Ja kalibruję na najczęściej używanych odległościach i ewentualnie sprawdzam
jaki jest błąd dla minimalnej odległości. Pamiętając o nim mogę odpowiednio
skorygować punkt ostrzenia (np. na czubek nosa a nie ona oko ;)
Np stałoogniskowego 35mm używam prawie zawsze dla odległości nie większych
niż kilka metrów (gdy ostrzę na bardzo daleki obiekt zwykle i tak ustawiam
dosyć dużą przysłonę). Zoom 70-200 pracuje u mnie praktycznie zawsze przy
odległościach większych niż kilka metrów i dla takich sprawdzam poprawności
działania AF.
Szczerze mówiąc myślę, że większość problemów ze skorygowaniem błędów AF
bierze się stąd, że próbuje się to zrobić za pomocą testów linijkowych dla
minimalnej odległości ostrzenia...
--
Lol
-
16. Data: 2010-04-13 15:24:09
Temat: Re: mam 50D
Od: J-L-F <j...@o...pl>
Lol pisze:
>> Ciekawe, jaki będzie duży błąd ostrzenia z minimalnym zbliżeniem, po
>> kalibracji na większych dystansach?
>>
>
> Sprawdź - to zależy od egzemplarza obiektywu :)
>
> Nie zawracaj sobie głowy błędami przy minimalnej odległości, jeśli prawie z
> niej nie korzystasz. Jeśli jednak danym obiektywem fotografujesz równie
> często z daleka, jak i z bardzo bliska, to możesz mieć problem.
> Ja kalibruję na najczęściej używanych odległościach i ewentualnie sprawdzam
> jaki jest błąd dla minimalnej odległości. Pamiętając o nim mogę odpowiednio
> skorygować punkt ostrzenia (np. na czubek nosa a nie ona oko ;)

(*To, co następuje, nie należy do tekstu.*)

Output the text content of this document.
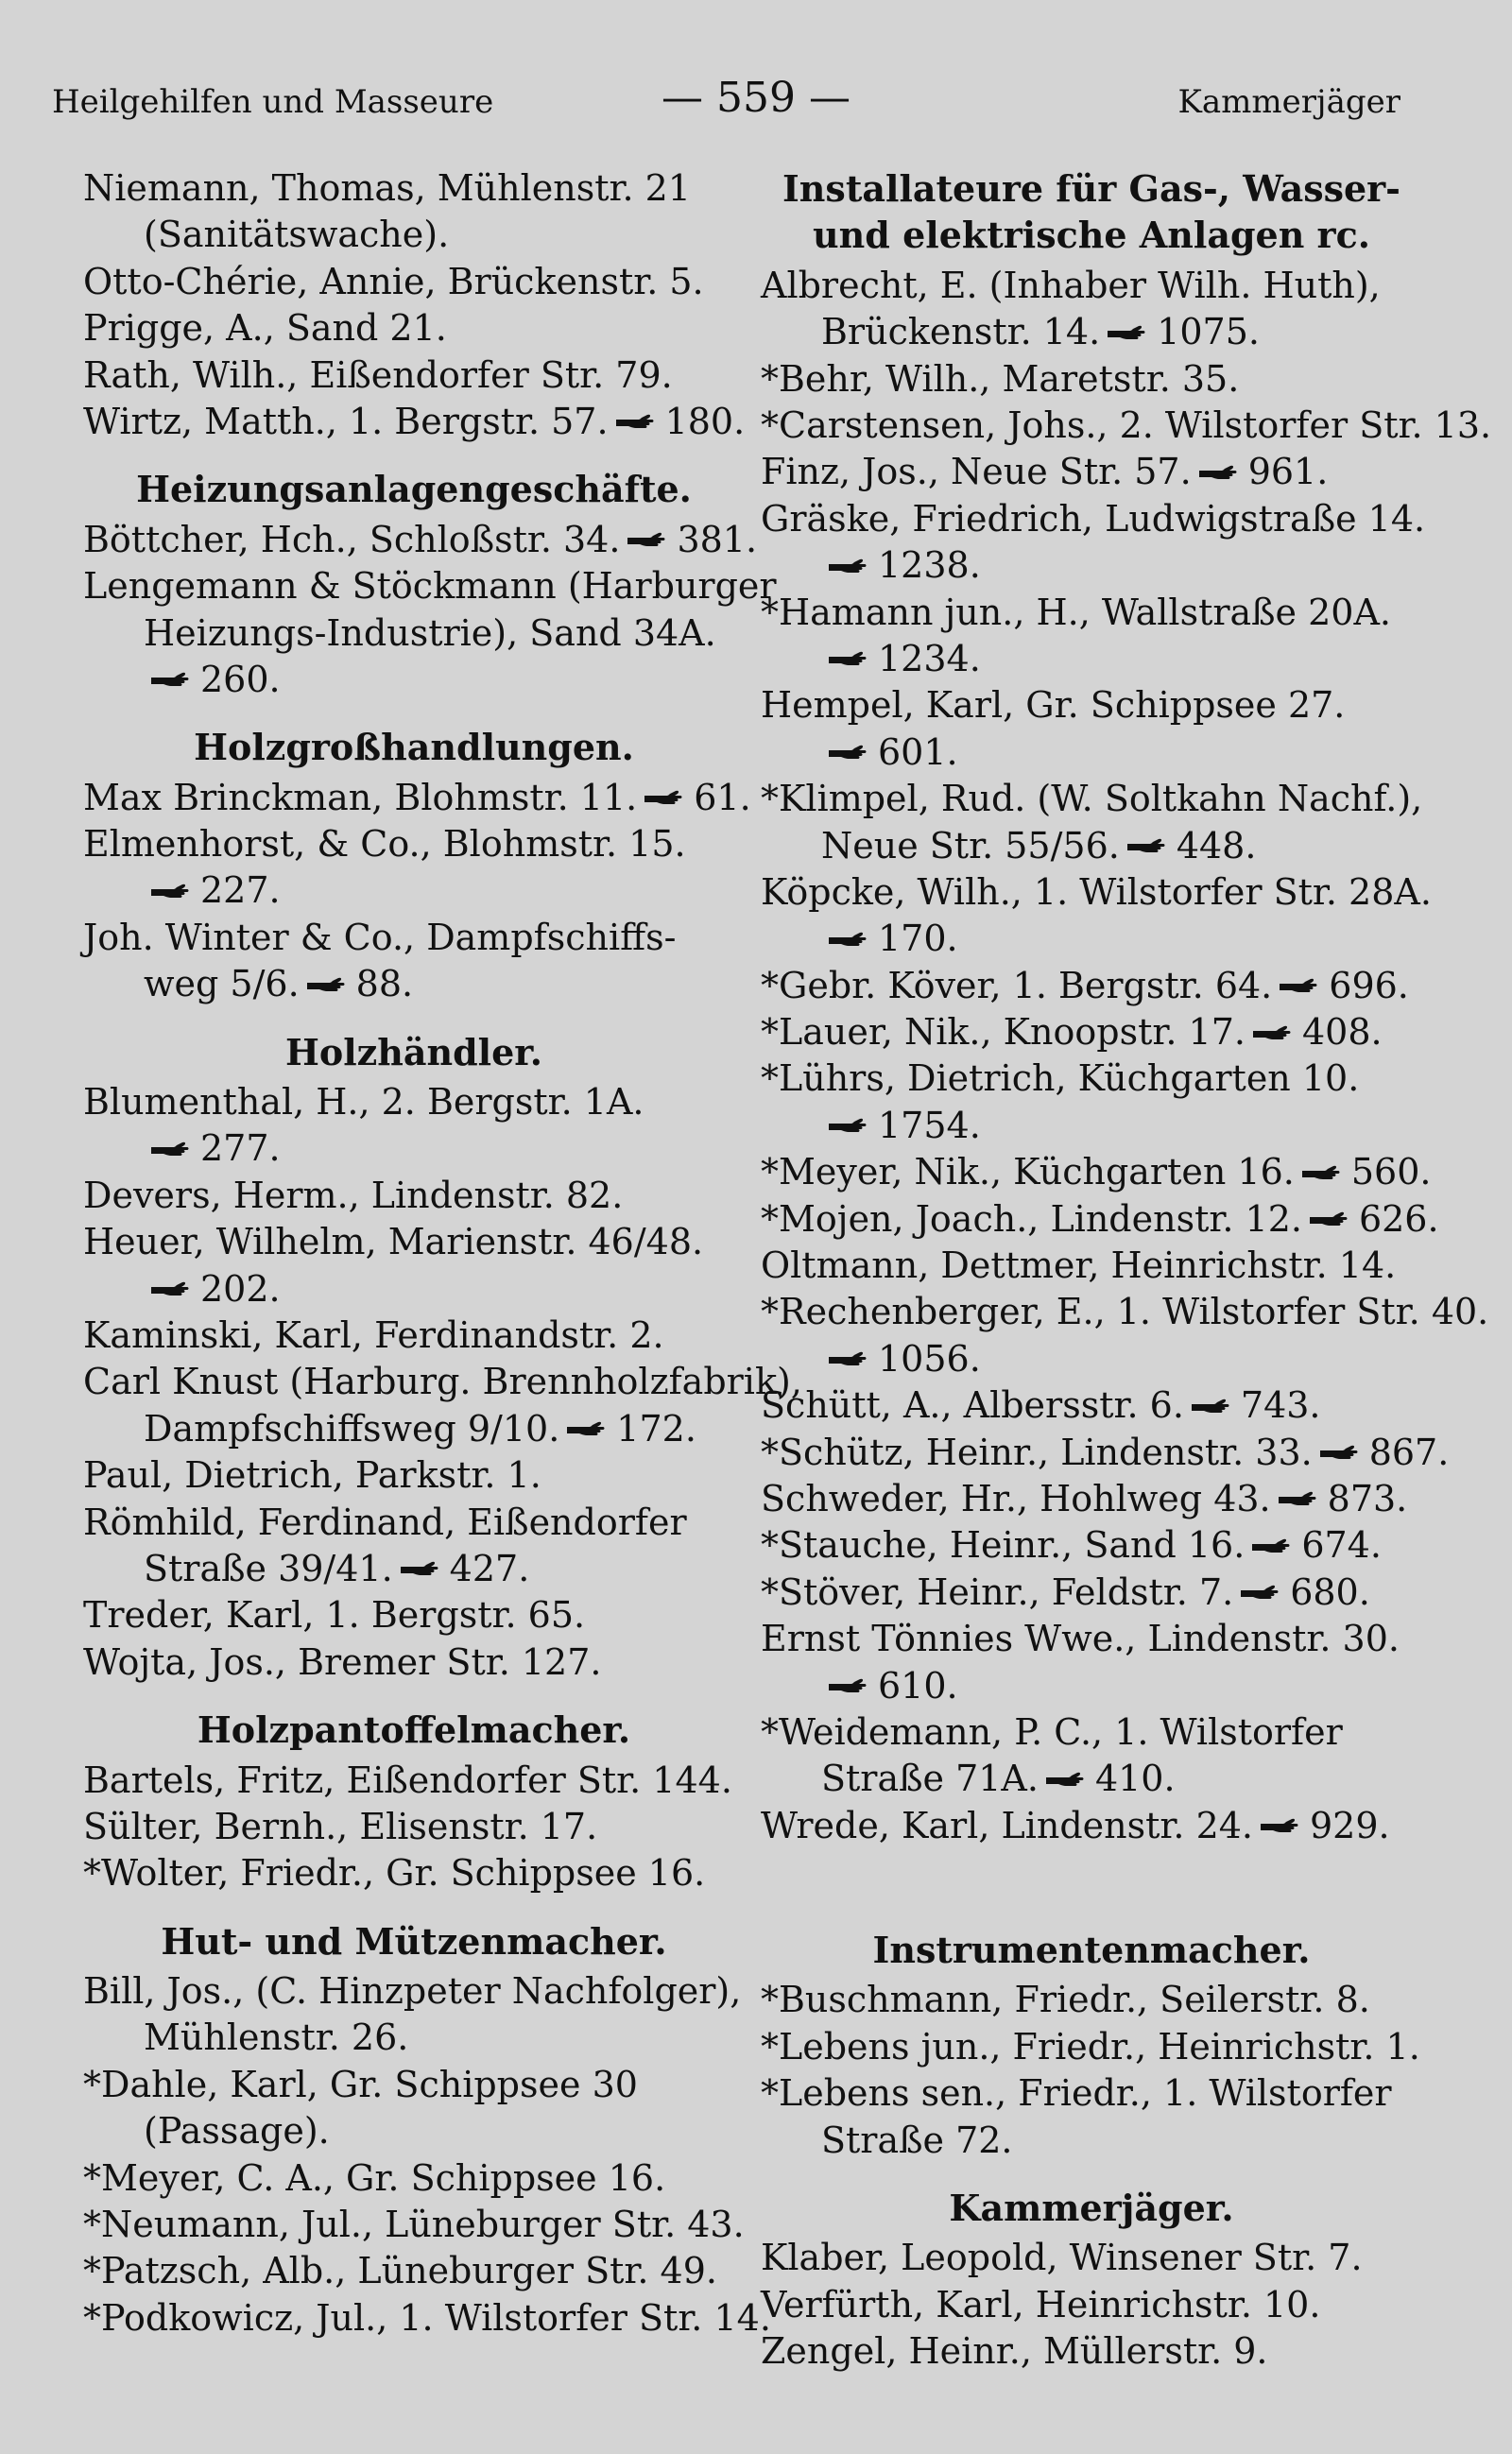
Heilgehilfen und Masseure	— 559 —	Kammerjäger
Niemann, Thomas, Mühlenstr. 21
(Sanitätswache).
Otto-Chérie, Annie, Brückenstr. 5.
Prigge, A., Sand 21.
Rath, Wilh., Eißendorfer Str. 79.
Wirtz, Matth., 1. Bergstr. 57. 180.
Heizungsanlagengeschäfte.
Böttcher, Hch., Schloßstr. 34. 381.
Lengemann & Stöckmann (Harburger
Heizungs-Industrie), Sand 34A.
260.
Holzgroßhandlungen.
Max Brinckman, Blohmstr. 11. 61.
Elmenhorst, & Co., Blohmstr. 15.
227.
Joh. Winter & Co., Dampfschiffs-
weg 5/6. 88.
Holzhändler.
Blumenthal, H., 2. Bergstr. 1A.
277.
Devers, Herm., Lindenstr. 82.
Heuer, Wilhelm, Marienstr. 46/48.
202.
Kaminski, Karl, Ferdinandstr. 2.
Carl Knust (Harburg. Brennholzfabrik),
Dampfschiffsweg 9/10. 172.
Paul, Dietrich, Parkstr. 1.
Römhild, Ferdinand, Eißendorfer
Straße 39/41. 427.
Treder, Karl, 1. Bergstr. 65.
Wojta, Jos., Bremer Str. 127.
Holzpantoffelmacher.
Bartels, Fritz, Eißendorfer Str. 144.
Sülter, Bernh., Elisenstr. 17.
*Wolter, Friedr., Gr. Schippsee 16.
Hut- und Mützenmacher.
Bill, Jos., (C. Hinzpeter Nachfolger),
Mühlenstr. 26.
*Dahle, Karl, Gr. Schippsee 30
(Passage).
*Meyer, C. A., Gr. Schippsee 16.
*Neumann, Jul., Lüneburger Str. 43.
*Patzsch, Alb., Lüneburger Str. 49.
*Podkowicz, Jul., 1. Wilstorfer Str. 14.
Installateure für Gas-, Wasser- und elektrische Anlagen rc.
Albrecht, E. (Inhaber Wilh. Huth),
Brückenstr. 14. 1075.
*Behr, Wilh., Maretstr. 35.
*Carstensen, Johs., 2. Wilstorfer Str. 13.
Finz, Jos., Neue Str. 57. 961.
Gräske, Friedrich, Ludwigstraße 14.
1238.
*Hamann jun., H., Wallstraße 20A.
1234.
Hempel, Karl, Gr. Schippsee 27.
601.
*Klimpel, Rud. (W. Soltkahn Nachf.),
Neue Str. 55/56. 448.
Köpcke, Wilh., 1. Wilstorfer Str. 28A.
170.
*Gebr. Köver, 1. Bergstr. 64. 696.
*Lauer, Nik., Knoopstr. 17. 408.
*Lührs, Dietrich, Küchgarten 10.
1754.
*Meyer, Nik., Küchgarten 16. 560.
*Mojen, Joach., Lindenstr. 12. 626.
Oltmann, Dettmer, Heinrichstr. 14.
*Rechenberger, E., 1. Wilstorfer Str. 40.
1056.
Schütt, A., Albersstr. 6. 743.
*Schütz, Heinr., Lindenstr. 33. 867.
Schweder, Hr., Hohlweg 43. 873.
*Stauche, Heinr., Sand 16. 674.
*Stöver, Heinr., Feldstr. 7. 680.
Ernst Tönnies Wwe., Lindenstr. 30.
610.
*Weidemann, P. C., 1. Wilstorfer
Straße 71A. 410.
Wrede, Karl, Lindenstr. 24. 929.
Instrumentenmacher.
*Buschmann, Friedr., Seilerstr. 8.
*Lebens jun., Friedr., Heinrichstr. 1.
*Lebens sen., Friedr., 1. Wilstorfer
Straße 72.
Kammerjäger.
Klaber, Leopold, Winsener Str. 7.
Verfürth, Karl, Heinrichstr. 10.
Zengel, Heinr., Müllerstr. 9.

> Np stałoogniskowego 35mm używam prawie zawsze dla odległości nie większych
> niż kilka metrów (gdy ostrzę na bardzo daleki obiekt zwykle i tak ustawiam
> dosyć dużą przysłonę). Zoom 70-200 pracuje u mnie praktycznie zawsze przy
> odległościach większych niż kilka metrów i dla takich sprawdzam poprawności
> działania AF.
> Szczerze mówiąc myślę, że większość problemów ze skorygowaniem błędów AF
> bierze się stąd, że próbuje się to zrobić za pomocą testów linijkowych dla
> minimalnej odległości ostrzenia...
Zobaczymy, ale staje się to trochę za upierdliwe.